The Board of Directors held on 29 April 2019 has appointed for the period 2019-2021, namely up to the approval of the company financial statement at 31 December 2021, the “Remuneration Committee”.
The “Remuneration Committee” is composed of the following members:
Andrea Pellegrini (Chairman)
Luigi Alfieri (Member)
Vittoria Giustiniani (Member)
The Operating Rules of the Remuneration Committee allows the Committee to perform the following functions:
- puts forward proposals to the Board of Directors on the policy for remuneration of directors and key management personnel (*);
- puts forward proposals to the Board of Directors on the policy for remuneration of all top management of the Group, including both monetary and share-based, short and long term incentive schemes.

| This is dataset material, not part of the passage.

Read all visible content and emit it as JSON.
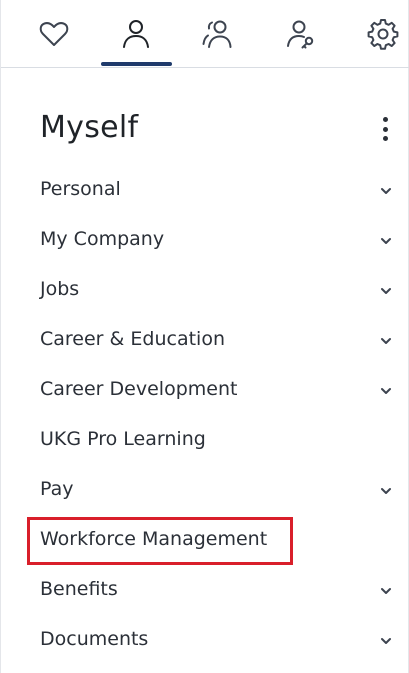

- periodically assesses the adequacy of the overall consistency and practical application of the policy for remuneration of directors and key management personnel, using for the latter purpose information provided by the Managing Director;
- presents proposals or issues opinions to the Board of Directors on the remuneration of executive directors and other directors holding specific offices, as well as on establishing performance targets for the variable remuneration component;
- monitors the implementation of decisions taken by the Board itself, verifying, in particular, the actual achievement of performance targets;
- examines in advance the annual remuneration report which listed companies are required to prepare and make available to the public before the annual shareholders meeting pursuant to art. 2364, paragraph 2 of the Civil Code, in accordance with applicable regulatory requirements.
* Key Management Personnel are those persons having authority and responsibility for planning, directing and controlling the activities of the company, directly or indirectly, including any director (whether executive or otherwise) of that company.